Opinion
No. 4-7805
Opinion delivered March 11, 1946. Rehearing denied April 22, 1946.
1. EVIDENCE — EFFECT OF HEARSAY. — Where the only testimony supporting an affirmative allegation was hearsay, and it was objected to, the point at issue was not established and a verdict so predicated cannot stand. 2. TRIAL — RIGHT OF JURY TO MAKE DETERMINATION. — It was not improper for a jury to find that the defendant had not, in fact, enrolled as a student or received instructions as alleged; and a verdict against the plaintiff will not be set aside where there was substantial evidence to support it.
Appeal from Ouachita Circuit Court, Second Division; Tom Marlin, Judge; affirmed in part and reversed in part.
Appellant pro se.
J. Bruce Streett, for appellee.
For many years Mrs. L. Marshall has taught shorthand and typing at Camden. She sued Sarah Bird Casper for $185, alleging that as a student work had been done at irregular periods aggregating thirty-seven weeks, and that the charge was $5 per week. On Mrs. Casper's contention that she did not attend school during any substantial portion of the time, mentioned in the complaint, that whatever she owed had been paid, and that if not paid the claim was barred by limitation, the jury found against Mrs. Marshall, and she has appealed, and is acting for herself without aid of an attorney. An inappropriate reply brief has been filed which we disregard upon the assumption that Mrs. Marshall is not familiar with the Court's rules and that her intemperate expressions (unsustained by any proof) were made in the sense that the argument was personal rather than judicially informative.
The suit was filed August 16, 1941. An attached statement for the item of $185 heretofore mentioned was that services began in 1936 and continued until September 1, 1938, and that the obligation was due October 1, 1938.
Whether Mrs. Casper did, or did not, attend school thirty-seven weeks is a matter we are not authorized to reexamine.
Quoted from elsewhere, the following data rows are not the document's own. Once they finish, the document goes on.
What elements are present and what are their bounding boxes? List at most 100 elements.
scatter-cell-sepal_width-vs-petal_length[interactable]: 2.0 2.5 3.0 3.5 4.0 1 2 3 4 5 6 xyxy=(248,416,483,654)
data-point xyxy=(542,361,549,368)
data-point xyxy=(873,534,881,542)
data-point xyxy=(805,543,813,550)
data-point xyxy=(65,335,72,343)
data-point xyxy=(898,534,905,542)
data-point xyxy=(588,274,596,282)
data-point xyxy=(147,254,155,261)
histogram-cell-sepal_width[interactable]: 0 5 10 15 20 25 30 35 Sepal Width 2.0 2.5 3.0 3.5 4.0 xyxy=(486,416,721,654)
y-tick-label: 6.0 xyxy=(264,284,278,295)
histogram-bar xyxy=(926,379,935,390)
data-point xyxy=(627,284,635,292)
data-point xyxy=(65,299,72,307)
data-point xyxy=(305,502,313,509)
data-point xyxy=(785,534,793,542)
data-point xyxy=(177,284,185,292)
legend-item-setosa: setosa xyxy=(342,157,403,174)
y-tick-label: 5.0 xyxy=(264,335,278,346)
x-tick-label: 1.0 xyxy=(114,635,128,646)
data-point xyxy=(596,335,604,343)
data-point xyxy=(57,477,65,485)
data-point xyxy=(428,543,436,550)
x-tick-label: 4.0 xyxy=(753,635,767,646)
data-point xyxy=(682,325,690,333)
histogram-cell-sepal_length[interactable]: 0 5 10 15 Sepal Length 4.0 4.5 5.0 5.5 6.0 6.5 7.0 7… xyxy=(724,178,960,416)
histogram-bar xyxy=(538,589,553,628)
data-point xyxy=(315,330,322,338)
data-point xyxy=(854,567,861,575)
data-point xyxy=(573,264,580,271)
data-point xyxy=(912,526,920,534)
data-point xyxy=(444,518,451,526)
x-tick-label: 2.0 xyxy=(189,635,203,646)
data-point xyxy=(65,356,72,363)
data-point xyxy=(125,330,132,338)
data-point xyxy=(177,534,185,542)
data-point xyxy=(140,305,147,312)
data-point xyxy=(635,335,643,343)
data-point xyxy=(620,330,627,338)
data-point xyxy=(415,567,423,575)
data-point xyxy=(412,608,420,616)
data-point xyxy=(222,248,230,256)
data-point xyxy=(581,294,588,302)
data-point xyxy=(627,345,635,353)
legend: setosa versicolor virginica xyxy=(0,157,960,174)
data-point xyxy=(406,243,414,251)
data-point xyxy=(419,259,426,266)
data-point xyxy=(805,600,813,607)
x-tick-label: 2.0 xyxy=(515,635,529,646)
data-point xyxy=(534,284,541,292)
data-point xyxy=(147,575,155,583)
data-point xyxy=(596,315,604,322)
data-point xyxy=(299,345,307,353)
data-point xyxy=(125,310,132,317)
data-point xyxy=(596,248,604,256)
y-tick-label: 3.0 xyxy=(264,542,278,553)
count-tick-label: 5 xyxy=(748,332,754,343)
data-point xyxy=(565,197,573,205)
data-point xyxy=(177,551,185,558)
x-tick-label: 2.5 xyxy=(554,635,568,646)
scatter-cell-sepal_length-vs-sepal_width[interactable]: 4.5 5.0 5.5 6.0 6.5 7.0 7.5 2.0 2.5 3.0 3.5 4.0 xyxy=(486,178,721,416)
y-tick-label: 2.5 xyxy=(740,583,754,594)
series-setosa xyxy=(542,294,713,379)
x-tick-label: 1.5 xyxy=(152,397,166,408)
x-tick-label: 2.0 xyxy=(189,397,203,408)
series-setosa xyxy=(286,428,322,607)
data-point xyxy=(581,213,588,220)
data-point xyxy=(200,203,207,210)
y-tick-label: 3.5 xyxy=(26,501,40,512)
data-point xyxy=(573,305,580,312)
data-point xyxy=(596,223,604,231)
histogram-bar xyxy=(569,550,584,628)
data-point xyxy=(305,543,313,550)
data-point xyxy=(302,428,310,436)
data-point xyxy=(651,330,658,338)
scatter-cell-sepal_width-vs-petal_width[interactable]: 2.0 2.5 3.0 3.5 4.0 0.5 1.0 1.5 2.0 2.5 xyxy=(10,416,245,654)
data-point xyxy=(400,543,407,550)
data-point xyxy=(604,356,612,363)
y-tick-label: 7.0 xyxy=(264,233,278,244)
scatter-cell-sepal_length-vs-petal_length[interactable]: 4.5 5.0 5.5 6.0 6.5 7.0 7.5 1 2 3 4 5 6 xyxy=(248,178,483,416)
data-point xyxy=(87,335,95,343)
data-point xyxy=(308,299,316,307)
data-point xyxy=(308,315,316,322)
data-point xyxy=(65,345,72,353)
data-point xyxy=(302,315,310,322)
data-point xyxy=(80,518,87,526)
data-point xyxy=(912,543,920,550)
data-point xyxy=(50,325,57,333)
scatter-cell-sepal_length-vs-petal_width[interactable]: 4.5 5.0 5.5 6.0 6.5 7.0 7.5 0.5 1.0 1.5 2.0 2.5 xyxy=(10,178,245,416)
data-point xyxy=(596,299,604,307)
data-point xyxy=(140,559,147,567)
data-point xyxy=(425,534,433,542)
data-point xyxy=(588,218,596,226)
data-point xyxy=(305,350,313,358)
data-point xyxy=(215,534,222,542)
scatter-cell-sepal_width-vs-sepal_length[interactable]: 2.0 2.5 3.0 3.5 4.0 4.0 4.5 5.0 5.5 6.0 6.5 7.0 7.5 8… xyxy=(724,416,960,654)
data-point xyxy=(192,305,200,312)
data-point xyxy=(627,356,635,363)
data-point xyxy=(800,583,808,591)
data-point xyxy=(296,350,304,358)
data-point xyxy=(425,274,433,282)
The jury found in favor of non-liability, and there is substantial evidence to sustain the verdict, except as to $30.
Appellee admitted she was a student in 1938, and that she (appellee) and her mother told Mrs. Marshall they were not then in a position to pay, ". . . and [that] we didn't know when we would be able to pay her; and she said it was all right, we would go to work that day."
Mrs. Marshall testified the arrangement was that a fourth of the amount due as tuition would be payable when appellee procured a remunerative position, and the balance in installments.
Appellee's contention is not that the statute of limitation barred this particular item — although the statute was generally pleaded — but that the thirty dollars was paid appellant by appellee's mother. On cross-examination Mrs. Casper conceded she did not see the payment made, but had been told by her mother that the debt had been discharged. When Mrs. Casper testified to what her mother had repeated, the evidence was objected to as hearsay. Clearly it was, and this so-called evidence of payment should have been excluded. There is no substantiation of the $30 payment other than what Mrs. Casper says her mother told her; hence Mrs. Marshall's testimony could not be arbitrarily disregarded, even though (she being an interested party) it is not treated in law as undisputed.
The judgment must be affirmed in so far as it absolves Mrs. Casper from paying $155 of the $185 claim, but it is reversed and judgment is given here in favor of Mrs. Marshall for $30.